第48話 郵便(2)


「ねぇ、おねえちゃん。ボク、魔法が使えるんだよ」


 宝くんが自慢気に胸を張る。

 お!

 こないだ言ってたヤツね!

 郵便屋さんが来てくれるんだっけ?


「魔法? すごい! どんな魔法が使えるの?」

「郵便屋さんを喚べるんだよ!」

「すごいすごい! 郵便屋さんって、どんな人なの?」

「うんとね~。頭がピカピカしてるの」


 頭がピカピカ?

 えっと……。

 スキンヘッドってことかしら?


「あとはね~、緑色なの」


 緑色!?

 全身緑色の人物を想像する。

 人間じゃないわね……。

 頭から触角が二本飛び出ているイメージが浮かんだわ。


「おねえちゃん。ほら、郵便屋さんだよ」

「えっ!?」


 そこには、真っ赤な下地に緑を所々に散らしたつなぎ服と、お揃いのニット帽を被った中年のおじさんがいた。

 帽子のてっぺんでは、林檎のような赤い玉がピカピカと光っている。


 え!?

 音も立てずにどっから入ってきたの!?

 こわっ!

 ん? あれ?

 この人、面接の時に、本社ビルのエレベーターであったおじさんだ!

 頭ピカピカ。

 全身緑色。

 まあ、間違ってはいないかな……。


 沈黙する私におじさんの声が届く。

 頭の中に直接響くようなその声は、不思議なことを言った。


「貴女にお届け物あるよー。
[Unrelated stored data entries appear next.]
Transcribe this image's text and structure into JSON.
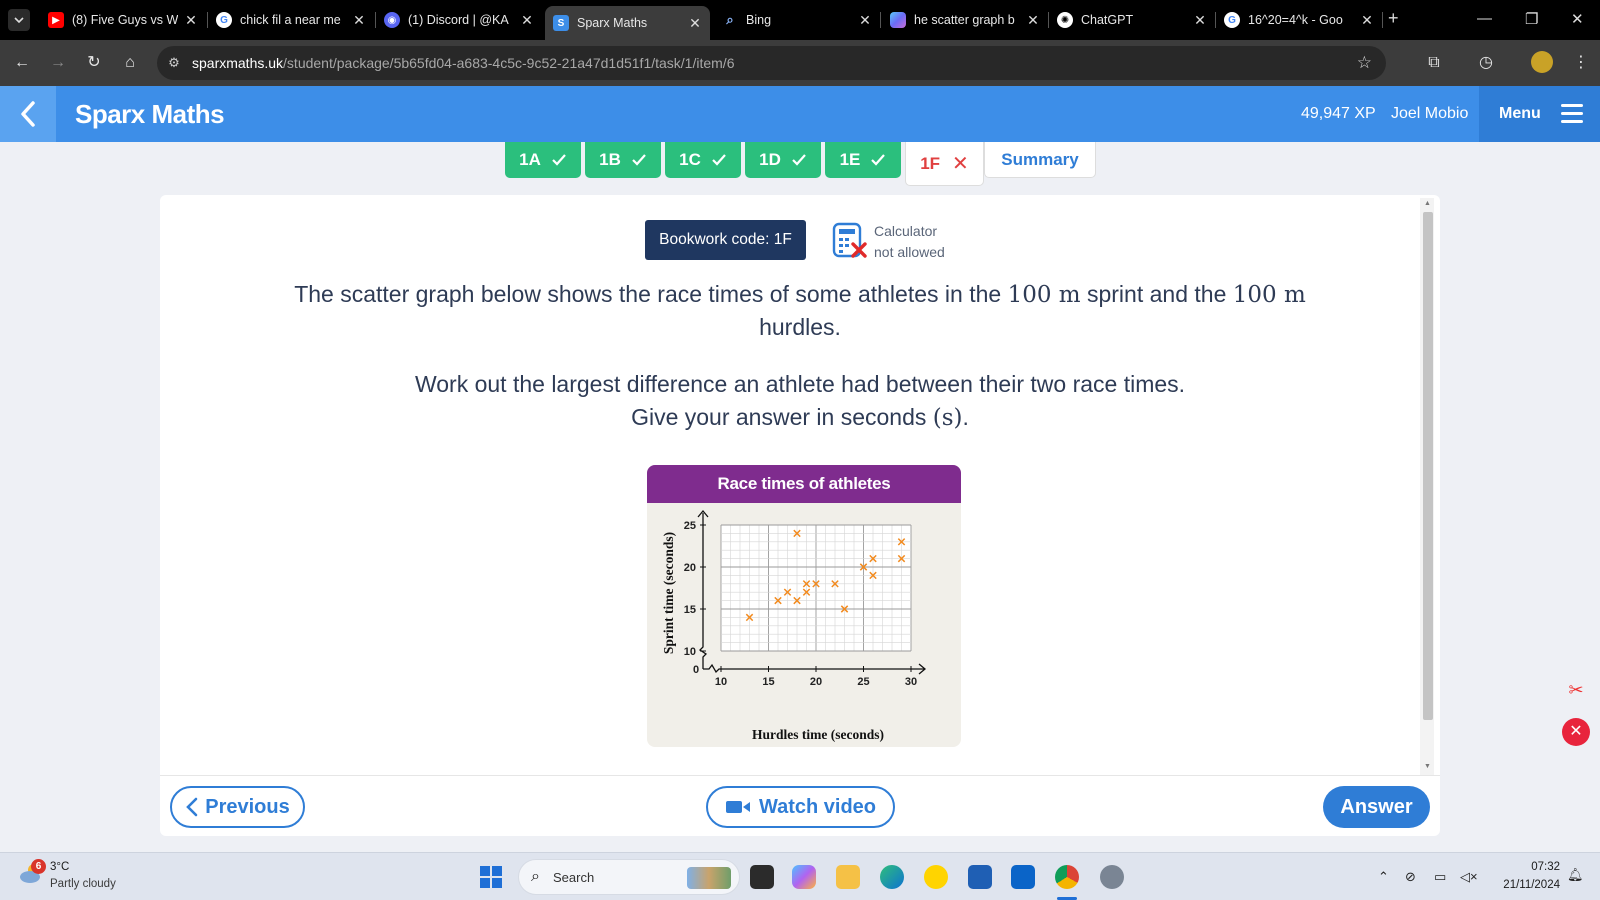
{
  "browser": {
    "tabs": [
      {
        "title": "(8) Five Guys vs W",
        "favicon": "youtube-icon",
        "color": "#ff0000"
      },
      {
        "title": "chick fil a near me",
        "favicon": "google-icon",
        "color": "#4285f4"
      },
      {
        "title": "(1) Discord | @KA",
        "favicon": "discord-icon",
        "color": "#5865f2"
      },
      {
        "title": "Sparx Maths",
        "favicon": "sparx-icon",
        "color": "#3d8ee8",
        "active": true
      },
      {
        "title": "Bing",
        "favicon": "search-icon",
        "color": "#8ab4f8"
      },
      {
        "title": "he scatter graph b",
        "favicon": "copilot-icon",
        "color": "#6b6cf6"
      },
      {
        "title": "ChatGPT",
        "favicon": "chatgpt-icon",
        "color": "#ffffff"
      },
      {
        "title": "16^20=4^k - Goo",
        "favicon": "google-icon",
        "color": "#4285f4"
      }
    ],
    "new_tab": "+",
    "url_host": "sparxmaths.uk",
    "url_path": "/student/package/5b65fd04-a683-4c5c-9c52-21a47d1d51f1/task/1/item/6"
  },
  "header": {
    "brand": "Sparx Maths",
    "xp": "49,947 XP",
    "user": "Joel Mobio",
    "menu_label": "Menu"
  },
  "task_tabs": [
    {
      "label": "1A",
      "status": "done"
    },
    {
      "label": "1B",
      "status": "done"
    },
    {
      "label": "1C",
      "status": "done"
    },
    {
      "label": "1D",
      "status": "done"
    },
    {
      "label": "1E",
      "status": "done"
    },
    {
      "label": "1F",
      "status": "wrong"
    },
    {
      "label": "Summary",
      "status": "summary"
    }
  ],
  "question": {
    "bookwork": "Bookwork code: 1F",
    "calculator_line1": "Calculator",
    "calculator_line2": "not allowed",
    "para1_a": "The scatter graph below shows the race times of some athletes in the ",
    "para1_m1": "100 m",
    "para1_b": " sprint and the ",
    "para1_m2": "100 m",
    "para1_c": "hurdles.",
    "para2": "Work out the largest difference an athlete had between their two race times.",
    "para3_a": "Give your answer in seconds ",
    "para3_m": "(s)",
    "para3_b": "."
  },
  "chart_data": {
    "type": "scatter",
    "title": "Race times of athletes",
    "xlabel": "Hurdles time (seconds)",
    "ylabel": "Sprint time (seconds)",
    "xlim": [
      10,
      30
    ],
    "ylim": [
      10,
      25
    ],
    "axis_break": true,
    "origin_label": "0",
    "xticks": [
      10,
      15,
      20,
      25,
      30
    ],
    "yticks": [
      10,
      15,
      20,
      25
    ],
    "grid": true,
    "marker_color": "#f28a1e",
    "points": [
      {
        "x": 13,
        "y": 14
      },
      {
        "x": 16,
        "y": 16
      },
      {
        "x": 17,
        "y": 17
      },
      {
        "x": 18,
        "y": 16
      },
      {
        "x": 19,
        "y": 17
      },
      {
        "x": 19,
        "y": 18
      },
      {
        "x": 20,
        "y": 18
      },
      {
        "x": 18,
        "y": 24
      },
      {
        "x": 22,
        "y": 18
      },
      {
        "x": 23,
        "y": 15
      },
      {
        "x": 25,
        "y": 20
      },
      {
        "x": 26,
        "y": 21
      },
      {
        "x": 26,
        "y": 19
      },
      {
        "x": 29,
        "y": 23
      },
      {
        "x": 29,
        "y": 21
      }
    ]
  },
  "buttons": {
    "previous": "Previous",
    "watch_video": "Watch video",
    "answer": "Answer"
  },
  "taskbar": {
    "weather_badge": "6",
    "temperature": "3°C",
    "weather": "Partly cloudy",
    "search_placeholder": "Search",
    "time": "07:32",
    "date": "21/11/2024"
  }
}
多すぎるから、あなたの部屋に全部置いてきたある。友達がよろしくって言ってたあるよ」


 お届け物?

 私に?

 友達?

 誰のことかしら?

 さっぱりわからない。


「あ、ありがとうございます……」

「また何かあればワタシに頼むとイイあるよ」

「は、はあ。よろしくお願いします」

「じゃあ、またあるよー」

「郵便屋さん、じゃあね~!」


 宝くんが両手を頭の上に広げて、身体全体でバイバイをする。

 そんな宝くんに対して郵便屋さんが振り向く。にっこりと微笑むと、黙って窓から出ていった。


 ◇


 楽しい時間は、あっという間に過ぎる。

 夕方になり、「そろそろおにいちゃんが帰ってくるかも」との宝くんの声に従い、私は自室に戻ってきた。
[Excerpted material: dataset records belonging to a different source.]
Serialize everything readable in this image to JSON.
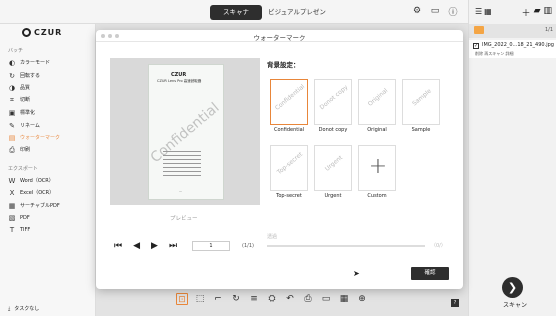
{
  "topbar": {
    "mode_tabs": [
      "スキャナ",
      "ビジュアルプレゼン"
    ],
    "icons": [
      "settings-icon",
      "feedback-icon",
      "help-icon"
    ]
  },
  "sidebar": {
    "brand": "CZUR",
    "batch_title": "バッチ",
    "batch_items": [
      {
        "label": "カラーモード",
        "icon": "color-mode-icon"
      },
      {
        "label": "回転する",
        "icon": "rotate-icon"
      },
      {
        "label": "品質",
        "icon": "quality-icon"
      },
      {
        "label": "切断",
        "icon": "cut-icon"
      },
      {
        "label": "標準化",
        "icon": "standardize-icon"
      },
      {
        "label": "リネーム",
        "icon": "rename-icon"
      },
      {
        "label": "ウォーターマーク",
        "icon": "watermark-icon",
        "active": true
      },
      {
        "label": "印刷",
        "icon": "print-icon"
      }
    ],
    "export_title": "エクスポート",
    "export_items": [
      {
        "label": "Word（OCR）",
        "icon": "word-icon"
      },
      {
        "label": "Excel（OCR）",
        "icon": "excel-icon"
      },
      {
        "label": "サーチャブルPDF",
        "icon": "searchable-pdf-icon"
      },
      {
        "label": "PDF",
        "icon": "pdf-icon"
      },
      {
        "label": "TIFF",
        "icon": "tiff-icon"
      }
    ],
    "bottom_label": "タスクなし"
  },
  "right_panel": {
    "count": "1/1",
    "file_name": "IMG_2022_0...18_21_490.jpg",
    "file_actions": "削除 再スキャン 詳細",
    "scan_label": "スキャン"
  },
  "dialog": {
    "title": "ウォーターマーク",
    "preview_label": "プレビュー",
    "preview_doc": {
      "brand": "CZUR",
      "title": "CZUR Lens Pro 高速読取器",
      "watermark": "Confidential"
    },
    "page_input": "1",
    "page_total": "(1/1)",
    "background_label": "背景設定：",
    "options": [
      {
        "label": "Confidential",
        "wm": "Confidential",
        "selected": true
      },
      {
        "label": "Donot copy",
        "wm": "Donot copy"
      },
      {
        "label": "Original",
        "wm": "Original"
      },
      {
        "label": "Sample",
        "wm": "Sample"
      },
      {
        "label": "Top-secret",
        "wm": "Top-secret"
      },
      {
        "label": "Urgent",
        "wm": "Urgent"
      },
      {
        "label": "Custom",
        "wm": "+"
      }
    ],
    "opacity_label": "透過",
    "opacity_value": "（0/）",
    "confirm_label": "確認"
  },
  "colors": {
    "accent": "#e8863a",
    "dark": "#2e2e2e"
  }
}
「なんでお前が弟の部屋にいるんだ!」なんて怒られるのは、真っ平ごめんよ。


 あ~、楽しかった~!

 念願の宝くんの部屋にも入れたし。

 また、近いうちにきっと行くわ!


 さてさて。

 郵便屋さん、私の部屋に荷物を届けたって言ってたけど。

 何が届いているんだろう?

 部屋の鍵を開け、ドアを引く。

 少し埃っぽい。

 どこかで嗅いだことのある懐かしい匂いがした。